Cargando

¿Qué son las vacunas y por qué son importantes?
Compartir: 

Los padres suelen sentir nervios y ansiedad cuando llega el momento de vacunar a sus pequeños. A menudo se preguntan qué son las vacunas, para qué se usan y por qué deben ponérselas a sus hijos desde que son bebés. En este artículo responderemos esas preguntas. Encuentra al final el esquema de vacunación para que no te saltes ninguna.

¿Qué son las vacunas?

Una vacuna es una preparación destinada a generar inmunidad contra una enfermedad. Estas sustancias estimulan la producción de anticuerpos, que son las defensas de los organismos. Una manera que tienen las vacunas de proteger al cuerpo es suspendiendo microorganismos muertos o atenuados que puedan causar enfermedades.

¿Contra qué enfermedades protegen las vacunas?

La inmunización con vacunas previene y controla enfermedades infecciosas graves, tanto en niños como en adultos, tales como:

  • Difteria
  • Hepatitis B que conduce al cáncer de hígado
  • Sarampión que puede causar encefalitis y ceguera
  • Poliomielitis que causa parálisis
  • Parotiditis
  • Rubeola
  • Tétanos
  • Meningitis
  • Cáncer cervical

Todas estas son enfermedades graves que pueden causar la muerte o una incapacidad y, sin embargo, son completamente prevenibles gracias a las vacunas.

Hay evidencia científica contundente que demuestra los beneficios de la inmunización a lo largo de los años. Las vacunas han erradicado enfermedades históricas que cobraron miles de vidas en el pasado, como por ejemplo la viruela, que fue responsable de más de 300 millones de muertes.

¿Las vacunas causan efectos secundarios?

Las vacunas aprobadas son muy seguras. Están sometidas a pruebas rigurosas y ensayos clínicos durante su producción y después de obtenida la licencia. Por ello, la mayoría de las reacciones a las vacunas son leves y temporales.

Por ejemplo, las vacunas pueden causar enrojecimiento en la zona de aplicación y aumento temporal de la temperatura. Una vacuna produce en el cuerpo una respuesta inmunitaria similar a la generada por las infecciones naturales, pero sin causar enfermedad y sin riesgo de sufrir posibles complicaciones. Se ha demostrado también que no tiene ninguna relación con el autismo.

Las pruebas científicas revelan que la administración de varias vacunas al mismo tiempo tampoco tiene efectos negativos en el sistema inmunitario del niño. Los médicos han trazado un esquema de vacunación para los niños con base en la evidencia científica.

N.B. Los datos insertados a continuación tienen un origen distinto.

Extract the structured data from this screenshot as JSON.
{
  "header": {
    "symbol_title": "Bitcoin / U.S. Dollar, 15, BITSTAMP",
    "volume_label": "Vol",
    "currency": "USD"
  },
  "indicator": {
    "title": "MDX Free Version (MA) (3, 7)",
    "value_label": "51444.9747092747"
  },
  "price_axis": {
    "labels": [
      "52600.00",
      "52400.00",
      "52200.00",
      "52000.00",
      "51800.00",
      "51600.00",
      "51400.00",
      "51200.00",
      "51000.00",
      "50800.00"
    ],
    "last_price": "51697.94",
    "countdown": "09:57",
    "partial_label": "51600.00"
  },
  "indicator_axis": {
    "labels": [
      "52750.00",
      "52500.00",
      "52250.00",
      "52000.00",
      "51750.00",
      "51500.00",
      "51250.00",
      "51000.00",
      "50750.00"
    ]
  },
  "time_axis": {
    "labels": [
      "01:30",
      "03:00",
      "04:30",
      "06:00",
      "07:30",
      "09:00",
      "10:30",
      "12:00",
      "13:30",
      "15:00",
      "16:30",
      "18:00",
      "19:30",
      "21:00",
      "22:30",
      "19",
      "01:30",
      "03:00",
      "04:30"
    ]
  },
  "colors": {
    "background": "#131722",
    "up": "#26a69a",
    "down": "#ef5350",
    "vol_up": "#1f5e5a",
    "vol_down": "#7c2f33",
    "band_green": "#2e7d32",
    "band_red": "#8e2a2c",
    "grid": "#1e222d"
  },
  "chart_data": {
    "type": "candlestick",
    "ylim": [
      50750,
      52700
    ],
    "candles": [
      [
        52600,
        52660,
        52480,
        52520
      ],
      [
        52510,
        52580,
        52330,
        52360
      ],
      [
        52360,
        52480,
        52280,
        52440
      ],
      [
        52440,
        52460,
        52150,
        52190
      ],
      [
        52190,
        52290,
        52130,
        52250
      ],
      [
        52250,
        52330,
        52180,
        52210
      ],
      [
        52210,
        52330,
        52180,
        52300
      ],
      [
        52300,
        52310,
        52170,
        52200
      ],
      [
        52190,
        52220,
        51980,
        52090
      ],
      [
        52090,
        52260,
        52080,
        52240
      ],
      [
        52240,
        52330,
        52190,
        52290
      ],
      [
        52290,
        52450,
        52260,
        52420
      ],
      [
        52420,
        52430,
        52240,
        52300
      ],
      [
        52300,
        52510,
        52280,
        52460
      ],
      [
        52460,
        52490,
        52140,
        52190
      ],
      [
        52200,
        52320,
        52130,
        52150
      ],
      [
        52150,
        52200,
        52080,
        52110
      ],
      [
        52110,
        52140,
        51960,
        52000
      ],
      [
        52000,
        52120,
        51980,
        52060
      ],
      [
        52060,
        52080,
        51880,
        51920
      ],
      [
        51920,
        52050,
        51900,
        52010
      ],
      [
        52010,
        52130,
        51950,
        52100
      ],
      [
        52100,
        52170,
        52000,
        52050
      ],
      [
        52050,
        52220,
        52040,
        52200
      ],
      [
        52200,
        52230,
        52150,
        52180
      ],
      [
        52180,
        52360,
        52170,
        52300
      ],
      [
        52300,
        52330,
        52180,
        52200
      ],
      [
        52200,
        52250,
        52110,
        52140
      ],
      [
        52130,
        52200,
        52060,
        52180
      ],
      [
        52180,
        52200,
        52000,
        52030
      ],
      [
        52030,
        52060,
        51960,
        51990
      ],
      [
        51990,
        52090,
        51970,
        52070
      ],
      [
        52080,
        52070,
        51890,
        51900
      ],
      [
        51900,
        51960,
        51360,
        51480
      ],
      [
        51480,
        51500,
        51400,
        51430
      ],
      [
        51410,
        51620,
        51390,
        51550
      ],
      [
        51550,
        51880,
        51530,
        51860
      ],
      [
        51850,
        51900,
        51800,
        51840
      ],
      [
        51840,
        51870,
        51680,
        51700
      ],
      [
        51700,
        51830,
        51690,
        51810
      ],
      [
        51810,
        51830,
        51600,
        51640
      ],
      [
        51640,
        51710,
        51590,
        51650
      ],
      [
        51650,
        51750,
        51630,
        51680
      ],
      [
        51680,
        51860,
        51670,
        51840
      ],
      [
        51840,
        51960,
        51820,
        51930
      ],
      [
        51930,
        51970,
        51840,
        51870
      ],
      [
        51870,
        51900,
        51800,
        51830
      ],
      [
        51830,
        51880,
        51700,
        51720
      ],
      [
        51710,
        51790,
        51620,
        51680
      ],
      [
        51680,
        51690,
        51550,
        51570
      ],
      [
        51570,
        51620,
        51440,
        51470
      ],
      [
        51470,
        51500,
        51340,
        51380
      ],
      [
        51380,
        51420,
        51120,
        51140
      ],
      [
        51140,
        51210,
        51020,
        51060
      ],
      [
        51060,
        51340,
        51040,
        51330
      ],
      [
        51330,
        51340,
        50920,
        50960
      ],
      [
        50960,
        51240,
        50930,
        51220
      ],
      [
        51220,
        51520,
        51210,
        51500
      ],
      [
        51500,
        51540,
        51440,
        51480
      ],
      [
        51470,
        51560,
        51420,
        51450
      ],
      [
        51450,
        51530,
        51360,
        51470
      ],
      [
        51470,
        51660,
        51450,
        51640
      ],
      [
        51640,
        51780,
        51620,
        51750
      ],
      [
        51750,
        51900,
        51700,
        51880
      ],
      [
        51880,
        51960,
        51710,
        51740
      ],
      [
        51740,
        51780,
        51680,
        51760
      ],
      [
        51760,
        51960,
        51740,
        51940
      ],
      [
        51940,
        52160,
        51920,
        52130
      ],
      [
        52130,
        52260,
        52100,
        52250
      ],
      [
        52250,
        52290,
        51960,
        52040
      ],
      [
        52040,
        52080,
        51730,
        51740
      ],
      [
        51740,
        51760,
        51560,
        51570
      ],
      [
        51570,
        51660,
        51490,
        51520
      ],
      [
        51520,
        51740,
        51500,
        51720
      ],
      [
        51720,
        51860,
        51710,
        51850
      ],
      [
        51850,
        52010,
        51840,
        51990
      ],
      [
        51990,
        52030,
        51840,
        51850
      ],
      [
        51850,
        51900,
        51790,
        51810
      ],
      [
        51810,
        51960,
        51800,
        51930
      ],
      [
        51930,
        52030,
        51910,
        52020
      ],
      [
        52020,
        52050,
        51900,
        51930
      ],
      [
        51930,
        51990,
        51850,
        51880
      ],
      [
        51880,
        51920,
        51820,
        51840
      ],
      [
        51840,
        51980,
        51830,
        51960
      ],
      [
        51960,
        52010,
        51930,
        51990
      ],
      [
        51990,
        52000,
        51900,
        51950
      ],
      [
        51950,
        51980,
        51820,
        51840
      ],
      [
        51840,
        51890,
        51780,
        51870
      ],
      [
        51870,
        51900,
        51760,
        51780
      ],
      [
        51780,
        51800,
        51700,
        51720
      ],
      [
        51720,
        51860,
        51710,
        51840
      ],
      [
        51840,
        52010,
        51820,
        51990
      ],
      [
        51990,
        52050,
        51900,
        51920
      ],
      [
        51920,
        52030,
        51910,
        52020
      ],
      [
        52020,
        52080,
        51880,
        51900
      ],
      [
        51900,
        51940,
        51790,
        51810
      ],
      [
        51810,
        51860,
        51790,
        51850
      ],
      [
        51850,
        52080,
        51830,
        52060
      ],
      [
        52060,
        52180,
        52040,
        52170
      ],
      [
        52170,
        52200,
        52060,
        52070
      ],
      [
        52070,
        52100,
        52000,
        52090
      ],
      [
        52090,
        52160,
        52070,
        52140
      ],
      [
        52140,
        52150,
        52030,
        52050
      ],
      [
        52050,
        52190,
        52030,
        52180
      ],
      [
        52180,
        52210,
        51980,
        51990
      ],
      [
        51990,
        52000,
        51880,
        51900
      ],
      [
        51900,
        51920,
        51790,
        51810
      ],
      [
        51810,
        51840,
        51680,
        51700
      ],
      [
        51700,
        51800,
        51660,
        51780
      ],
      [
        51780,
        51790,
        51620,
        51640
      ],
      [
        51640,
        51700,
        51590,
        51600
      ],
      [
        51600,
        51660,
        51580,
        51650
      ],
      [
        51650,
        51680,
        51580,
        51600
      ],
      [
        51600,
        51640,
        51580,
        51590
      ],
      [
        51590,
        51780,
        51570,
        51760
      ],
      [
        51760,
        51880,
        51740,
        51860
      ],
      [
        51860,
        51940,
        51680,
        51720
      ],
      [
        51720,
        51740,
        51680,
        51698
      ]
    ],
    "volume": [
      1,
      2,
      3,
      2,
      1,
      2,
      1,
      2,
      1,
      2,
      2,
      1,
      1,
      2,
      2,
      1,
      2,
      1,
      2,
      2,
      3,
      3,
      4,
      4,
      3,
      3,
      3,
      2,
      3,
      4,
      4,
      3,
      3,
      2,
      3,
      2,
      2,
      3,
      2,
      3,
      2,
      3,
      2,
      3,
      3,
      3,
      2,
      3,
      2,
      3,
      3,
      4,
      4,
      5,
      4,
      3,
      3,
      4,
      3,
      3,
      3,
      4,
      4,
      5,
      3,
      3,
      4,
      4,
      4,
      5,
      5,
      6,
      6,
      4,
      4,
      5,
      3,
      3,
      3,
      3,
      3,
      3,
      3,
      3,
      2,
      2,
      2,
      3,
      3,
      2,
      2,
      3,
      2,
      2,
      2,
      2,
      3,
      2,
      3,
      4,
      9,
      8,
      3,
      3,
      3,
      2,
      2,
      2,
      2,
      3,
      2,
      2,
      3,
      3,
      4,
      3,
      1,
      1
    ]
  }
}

El programa actual de vacunas recomendado a nivel mundial, es el único programa basado en evidencia que ha sido probado y aprobado por expertos autorizados. Por lo tanto, se recomienda cumplir con el calendario de vacunas para mayor protección del niño y mayor eficiencia de la vacuna.

NOTA: Si no se aplicó al niño una dosis a tiempo es importante completar el esquema, pero no es necesario reiniciar.

Esquema de vacunación:

Al nacer, el bebé debe recibir una dosis de BCG que es la vacuna contra la tuberculosis. está estipulada en el país por la alta incidencia y prevalencia de esta enfermedad.

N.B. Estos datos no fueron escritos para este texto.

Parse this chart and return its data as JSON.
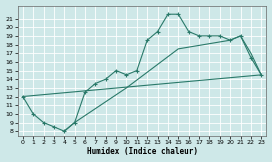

Hasta los 6 meses, deben aplicársele 2 o 3 dosis de rotavirus, 3 dosis de polio, difteria, tétano, pertusis, (PolioDTP) hepatitis B, hemophilus influenza y neumococo.

Después de los 6 meses, les toca influenza 2 dosis y luego solo debe recibir una dosis anual.

 A los 9 meses, debe vacunársele contra el meningococo.

A partir del año, se aplican las vacunas contra el sarampión, la rubeola, 2 dosis contra las paperas (SRP), 2 dosis contra la varicela, 2 dosis contra la hepatitis A y un refuerzo de meningococo, neumococo y hexavalente.

Entre los 4 y 6 años, se aplican las vacunas refuerzo contra la polio, y la vacuna DTP también llamada triple bacteriana que protege contra la difteria, el tétanos y la tos ferina.

A partir de los 9 años, tanto niñas como niños deben recibir 2 dosis de la vacuna del virus de papiloma para evitar en el futuro las verrugas genitales, el cáncer de cuello uterino y cáncer de pene.

Entre los 11 y 12 años, reciben las vacunas de refuerzo de SRP (sarampión, paperas y rubeola), DTP (difteria, tétanos y tos ferina), así como el refuerzo contra la varicela.

Vacunarse es el mayor acto de amor y protección para los hijos y para uno mismo.